WES analysis.
Each exome was purified, hybridized and captured using DNA Prep
Tagmentation PCR Reagents(Illumina, Santiago, USA),Nextera DNA Flex
Pre-Enrichment Library Prep-Buffers(Illumina, Santiago, USA),DNA Fast
Hyb Enrichment Beads and Exome Panel(45Mb) and IDT for Illumina Nextera
DNA UD Indexes SetA(Illumina, Santiago, USA)kit according to the
manufacturer’s laboratory procedures, the approximate DNA fragment size
was determined by glycolipid gel electrophoresis. The enriched exomes
were sequenced using Illumina Nova-6000 platform(Illumina, Santiago,
USA). The paired end sequences were converted to FASTQ format. Reads
were mapped against the human reference genome Grch37/hg19 using
Burrows-Wheeler Aligner.
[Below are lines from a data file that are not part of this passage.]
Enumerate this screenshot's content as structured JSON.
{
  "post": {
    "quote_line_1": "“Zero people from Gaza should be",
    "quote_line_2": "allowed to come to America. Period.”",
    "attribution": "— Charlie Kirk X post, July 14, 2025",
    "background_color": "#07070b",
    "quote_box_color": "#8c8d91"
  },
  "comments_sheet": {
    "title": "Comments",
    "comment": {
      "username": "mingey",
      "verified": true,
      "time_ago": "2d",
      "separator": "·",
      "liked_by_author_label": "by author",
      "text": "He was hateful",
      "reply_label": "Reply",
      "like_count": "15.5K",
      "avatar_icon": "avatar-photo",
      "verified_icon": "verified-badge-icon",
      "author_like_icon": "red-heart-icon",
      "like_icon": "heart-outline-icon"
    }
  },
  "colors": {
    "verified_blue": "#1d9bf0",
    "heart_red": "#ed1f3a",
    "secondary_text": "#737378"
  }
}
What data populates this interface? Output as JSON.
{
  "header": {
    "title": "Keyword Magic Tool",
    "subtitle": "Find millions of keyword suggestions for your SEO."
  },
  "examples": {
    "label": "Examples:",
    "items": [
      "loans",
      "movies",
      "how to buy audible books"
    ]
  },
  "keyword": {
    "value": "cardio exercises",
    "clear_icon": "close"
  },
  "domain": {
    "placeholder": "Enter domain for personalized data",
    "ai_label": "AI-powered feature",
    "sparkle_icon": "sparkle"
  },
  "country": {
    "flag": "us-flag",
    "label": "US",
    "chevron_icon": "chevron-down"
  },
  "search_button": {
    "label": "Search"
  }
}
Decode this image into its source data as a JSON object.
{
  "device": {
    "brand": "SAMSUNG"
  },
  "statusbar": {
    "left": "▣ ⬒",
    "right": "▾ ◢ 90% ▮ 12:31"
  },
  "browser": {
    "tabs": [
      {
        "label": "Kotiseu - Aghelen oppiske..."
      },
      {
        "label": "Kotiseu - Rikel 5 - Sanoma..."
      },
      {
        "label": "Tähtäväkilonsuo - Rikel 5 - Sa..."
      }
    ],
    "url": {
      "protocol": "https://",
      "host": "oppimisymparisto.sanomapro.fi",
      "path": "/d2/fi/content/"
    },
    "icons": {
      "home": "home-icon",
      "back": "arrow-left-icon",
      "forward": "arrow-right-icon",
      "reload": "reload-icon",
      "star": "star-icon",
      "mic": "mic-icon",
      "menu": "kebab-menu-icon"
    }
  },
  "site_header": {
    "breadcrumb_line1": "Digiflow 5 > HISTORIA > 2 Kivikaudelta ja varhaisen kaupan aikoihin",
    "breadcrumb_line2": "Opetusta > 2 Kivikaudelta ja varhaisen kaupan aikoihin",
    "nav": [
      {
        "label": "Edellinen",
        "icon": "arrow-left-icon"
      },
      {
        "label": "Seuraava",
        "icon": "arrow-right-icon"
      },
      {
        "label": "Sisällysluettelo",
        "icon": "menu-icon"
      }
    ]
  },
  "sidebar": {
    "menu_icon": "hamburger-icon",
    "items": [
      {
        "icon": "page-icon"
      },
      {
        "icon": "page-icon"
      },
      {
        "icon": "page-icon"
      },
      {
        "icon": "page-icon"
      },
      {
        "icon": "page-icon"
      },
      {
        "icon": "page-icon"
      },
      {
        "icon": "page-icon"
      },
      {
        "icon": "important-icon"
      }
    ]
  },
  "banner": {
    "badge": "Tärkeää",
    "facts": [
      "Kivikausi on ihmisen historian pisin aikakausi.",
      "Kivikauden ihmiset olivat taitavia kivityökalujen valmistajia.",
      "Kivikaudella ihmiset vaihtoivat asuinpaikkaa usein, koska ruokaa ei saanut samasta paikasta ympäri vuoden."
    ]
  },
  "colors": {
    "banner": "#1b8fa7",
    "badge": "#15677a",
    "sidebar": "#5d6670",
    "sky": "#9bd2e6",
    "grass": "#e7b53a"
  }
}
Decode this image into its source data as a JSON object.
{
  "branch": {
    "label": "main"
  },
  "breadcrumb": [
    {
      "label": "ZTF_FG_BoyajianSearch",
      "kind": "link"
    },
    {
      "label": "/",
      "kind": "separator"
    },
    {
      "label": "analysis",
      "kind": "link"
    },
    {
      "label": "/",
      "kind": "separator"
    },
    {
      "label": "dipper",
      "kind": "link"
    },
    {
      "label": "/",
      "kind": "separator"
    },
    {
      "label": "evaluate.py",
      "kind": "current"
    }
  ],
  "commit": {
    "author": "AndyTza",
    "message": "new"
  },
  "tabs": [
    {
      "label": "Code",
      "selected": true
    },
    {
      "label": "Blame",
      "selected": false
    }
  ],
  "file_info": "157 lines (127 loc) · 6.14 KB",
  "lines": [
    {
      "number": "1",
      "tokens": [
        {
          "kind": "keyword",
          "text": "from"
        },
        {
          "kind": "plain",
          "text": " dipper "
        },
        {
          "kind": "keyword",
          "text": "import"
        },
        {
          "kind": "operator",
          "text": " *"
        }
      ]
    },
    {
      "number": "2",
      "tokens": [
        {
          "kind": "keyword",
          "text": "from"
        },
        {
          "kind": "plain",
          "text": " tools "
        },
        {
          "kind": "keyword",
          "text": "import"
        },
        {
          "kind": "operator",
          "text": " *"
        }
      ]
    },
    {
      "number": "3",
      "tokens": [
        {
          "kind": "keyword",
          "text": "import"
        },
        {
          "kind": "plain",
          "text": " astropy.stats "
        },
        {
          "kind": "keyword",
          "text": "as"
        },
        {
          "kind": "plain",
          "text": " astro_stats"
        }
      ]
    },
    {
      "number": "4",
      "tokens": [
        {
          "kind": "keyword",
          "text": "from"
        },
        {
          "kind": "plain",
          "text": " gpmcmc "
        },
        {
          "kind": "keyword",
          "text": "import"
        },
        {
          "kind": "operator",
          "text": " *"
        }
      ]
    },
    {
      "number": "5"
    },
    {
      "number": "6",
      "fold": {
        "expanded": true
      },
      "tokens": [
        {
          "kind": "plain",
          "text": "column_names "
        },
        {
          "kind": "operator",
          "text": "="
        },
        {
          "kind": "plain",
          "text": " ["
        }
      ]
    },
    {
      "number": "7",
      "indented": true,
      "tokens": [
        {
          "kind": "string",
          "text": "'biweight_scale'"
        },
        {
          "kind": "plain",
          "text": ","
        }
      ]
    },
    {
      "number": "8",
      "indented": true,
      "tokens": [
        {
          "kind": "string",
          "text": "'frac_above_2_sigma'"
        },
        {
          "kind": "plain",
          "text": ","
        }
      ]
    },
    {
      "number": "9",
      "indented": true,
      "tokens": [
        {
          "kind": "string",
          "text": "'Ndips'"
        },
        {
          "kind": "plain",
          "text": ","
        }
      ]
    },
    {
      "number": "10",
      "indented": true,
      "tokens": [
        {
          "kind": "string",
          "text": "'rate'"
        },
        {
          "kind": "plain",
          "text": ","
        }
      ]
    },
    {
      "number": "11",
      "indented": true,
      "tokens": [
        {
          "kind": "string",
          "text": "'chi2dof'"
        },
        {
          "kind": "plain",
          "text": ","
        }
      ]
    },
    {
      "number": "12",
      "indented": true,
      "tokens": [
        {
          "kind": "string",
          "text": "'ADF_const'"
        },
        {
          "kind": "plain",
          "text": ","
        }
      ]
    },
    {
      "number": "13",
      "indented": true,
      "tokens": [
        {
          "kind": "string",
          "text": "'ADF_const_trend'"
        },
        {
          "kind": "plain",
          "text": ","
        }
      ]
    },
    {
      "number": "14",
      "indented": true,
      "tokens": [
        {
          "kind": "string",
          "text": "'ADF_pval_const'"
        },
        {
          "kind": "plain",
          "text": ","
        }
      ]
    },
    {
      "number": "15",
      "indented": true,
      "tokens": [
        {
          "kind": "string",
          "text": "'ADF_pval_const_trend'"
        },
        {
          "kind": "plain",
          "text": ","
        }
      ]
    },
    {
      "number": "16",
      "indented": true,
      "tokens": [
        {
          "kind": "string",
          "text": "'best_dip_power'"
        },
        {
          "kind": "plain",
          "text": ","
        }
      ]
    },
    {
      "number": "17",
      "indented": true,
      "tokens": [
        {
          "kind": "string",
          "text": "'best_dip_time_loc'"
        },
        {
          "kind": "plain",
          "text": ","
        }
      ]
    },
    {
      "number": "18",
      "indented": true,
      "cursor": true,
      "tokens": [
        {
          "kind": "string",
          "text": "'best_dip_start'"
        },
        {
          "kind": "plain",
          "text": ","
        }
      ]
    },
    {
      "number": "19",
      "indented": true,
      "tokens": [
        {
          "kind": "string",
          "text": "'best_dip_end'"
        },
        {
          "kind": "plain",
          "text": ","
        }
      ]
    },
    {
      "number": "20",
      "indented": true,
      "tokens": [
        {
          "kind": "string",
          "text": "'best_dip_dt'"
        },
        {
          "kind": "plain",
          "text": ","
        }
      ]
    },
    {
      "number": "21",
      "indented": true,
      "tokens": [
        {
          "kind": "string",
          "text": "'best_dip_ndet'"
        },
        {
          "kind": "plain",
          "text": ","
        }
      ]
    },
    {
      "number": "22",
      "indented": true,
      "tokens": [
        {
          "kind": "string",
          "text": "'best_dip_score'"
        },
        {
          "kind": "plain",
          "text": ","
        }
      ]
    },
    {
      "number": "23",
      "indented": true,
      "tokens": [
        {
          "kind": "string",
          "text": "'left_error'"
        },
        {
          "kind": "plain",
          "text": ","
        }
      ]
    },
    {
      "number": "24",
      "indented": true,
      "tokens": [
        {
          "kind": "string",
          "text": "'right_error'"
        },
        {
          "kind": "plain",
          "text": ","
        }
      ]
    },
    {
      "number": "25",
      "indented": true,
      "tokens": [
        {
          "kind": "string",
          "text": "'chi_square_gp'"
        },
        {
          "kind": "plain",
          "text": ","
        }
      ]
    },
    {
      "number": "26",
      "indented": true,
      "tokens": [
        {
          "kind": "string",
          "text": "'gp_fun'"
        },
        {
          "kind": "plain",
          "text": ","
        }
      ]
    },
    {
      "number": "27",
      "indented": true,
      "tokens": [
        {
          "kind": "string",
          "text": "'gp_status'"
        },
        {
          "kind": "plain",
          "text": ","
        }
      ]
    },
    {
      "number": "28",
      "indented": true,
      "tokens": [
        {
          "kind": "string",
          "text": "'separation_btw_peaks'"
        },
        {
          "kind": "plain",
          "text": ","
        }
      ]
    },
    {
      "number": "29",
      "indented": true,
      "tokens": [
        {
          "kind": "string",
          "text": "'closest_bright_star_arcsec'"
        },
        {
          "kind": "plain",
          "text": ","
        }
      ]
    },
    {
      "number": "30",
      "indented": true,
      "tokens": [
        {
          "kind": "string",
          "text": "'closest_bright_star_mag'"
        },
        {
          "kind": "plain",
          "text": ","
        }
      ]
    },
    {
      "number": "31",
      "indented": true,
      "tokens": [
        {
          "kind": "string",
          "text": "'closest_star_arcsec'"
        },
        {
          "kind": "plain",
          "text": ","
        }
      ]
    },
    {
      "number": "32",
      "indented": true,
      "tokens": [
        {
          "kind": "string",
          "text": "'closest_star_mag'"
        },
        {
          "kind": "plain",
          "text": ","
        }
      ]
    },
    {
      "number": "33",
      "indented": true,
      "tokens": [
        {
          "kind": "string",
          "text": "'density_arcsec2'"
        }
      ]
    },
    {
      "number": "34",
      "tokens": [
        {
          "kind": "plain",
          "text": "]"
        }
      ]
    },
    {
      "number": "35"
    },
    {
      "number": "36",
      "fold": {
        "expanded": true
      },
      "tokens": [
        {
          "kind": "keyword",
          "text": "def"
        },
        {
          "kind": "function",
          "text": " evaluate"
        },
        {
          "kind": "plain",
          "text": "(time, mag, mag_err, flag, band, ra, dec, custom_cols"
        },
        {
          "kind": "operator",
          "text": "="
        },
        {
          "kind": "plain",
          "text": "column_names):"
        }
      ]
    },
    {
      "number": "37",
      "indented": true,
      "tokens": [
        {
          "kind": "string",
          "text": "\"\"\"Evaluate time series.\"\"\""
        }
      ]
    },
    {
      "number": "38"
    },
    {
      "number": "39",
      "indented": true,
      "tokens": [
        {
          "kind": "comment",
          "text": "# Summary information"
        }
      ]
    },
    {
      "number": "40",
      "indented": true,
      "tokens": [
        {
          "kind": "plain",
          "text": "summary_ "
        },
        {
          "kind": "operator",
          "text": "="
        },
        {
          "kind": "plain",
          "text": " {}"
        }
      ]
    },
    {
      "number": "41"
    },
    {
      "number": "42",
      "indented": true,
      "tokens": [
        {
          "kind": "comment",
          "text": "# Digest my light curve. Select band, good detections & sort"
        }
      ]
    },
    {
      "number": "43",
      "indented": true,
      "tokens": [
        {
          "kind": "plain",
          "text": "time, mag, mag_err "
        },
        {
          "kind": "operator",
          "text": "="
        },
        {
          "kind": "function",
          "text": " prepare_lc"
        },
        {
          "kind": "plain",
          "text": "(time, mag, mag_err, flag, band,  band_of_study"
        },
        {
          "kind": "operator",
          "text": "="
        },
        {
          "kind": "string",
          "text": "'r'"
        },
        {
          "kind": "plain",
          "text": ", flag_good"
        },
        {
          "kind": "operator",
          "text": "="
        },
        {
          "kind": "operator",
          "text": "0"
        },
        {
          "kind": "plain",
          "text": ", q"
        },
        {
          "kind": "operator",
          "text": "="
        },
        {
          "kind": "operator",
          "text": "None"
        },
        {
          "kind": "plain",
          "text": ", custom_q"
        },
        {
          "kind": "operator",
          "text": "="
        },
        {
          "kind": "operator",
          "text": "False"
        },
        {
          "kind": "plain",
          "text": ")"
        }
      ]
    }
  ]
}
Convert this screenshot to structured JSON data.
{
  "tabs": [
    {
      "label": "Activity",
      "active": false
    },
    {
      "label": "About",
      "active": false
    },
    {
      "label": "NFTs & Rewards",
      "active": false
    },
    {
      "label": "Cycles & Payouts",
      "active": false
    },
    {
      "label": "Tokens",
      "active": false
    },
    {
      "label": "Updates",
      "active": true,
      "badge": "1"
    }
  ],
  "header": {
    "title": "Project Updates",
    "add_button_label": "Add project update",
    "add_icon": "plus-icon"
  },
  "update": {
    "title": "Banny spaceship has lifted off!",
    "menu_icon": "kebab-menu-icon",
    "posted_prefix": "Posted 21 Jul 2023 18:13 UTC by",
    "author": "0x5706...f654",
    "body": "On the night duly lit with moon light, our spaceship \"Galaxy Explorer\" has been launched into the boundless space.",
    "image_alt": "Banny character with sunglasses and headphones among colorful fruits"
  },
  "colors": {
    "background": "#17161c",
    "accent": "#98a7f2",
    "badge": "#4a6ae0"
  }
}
The single nucleotide variants were called by
Genome Analysis Toolkit (GATK
https://software.broadinstitute.org/gatk/), Berry Genomics authorized
ANNOVAR on SNV filtering. Using the Genome Aggregation Database
(gnomAD),Exome Aggregation Consortium (ExAC),1000 Genomes on variation
annotation and explanation. Variant classification followed current
standards and guidelines developed by the American College of Medical
Genetics and Genomics (ACMG) .the variants were categorized as
pathogenic, likely pathogenic, variant of uncertain significance (VUS),
likely benign, and benign variants. The mutation sequences of the
positive cases reported at trio WES were validated by Sanger sequencing.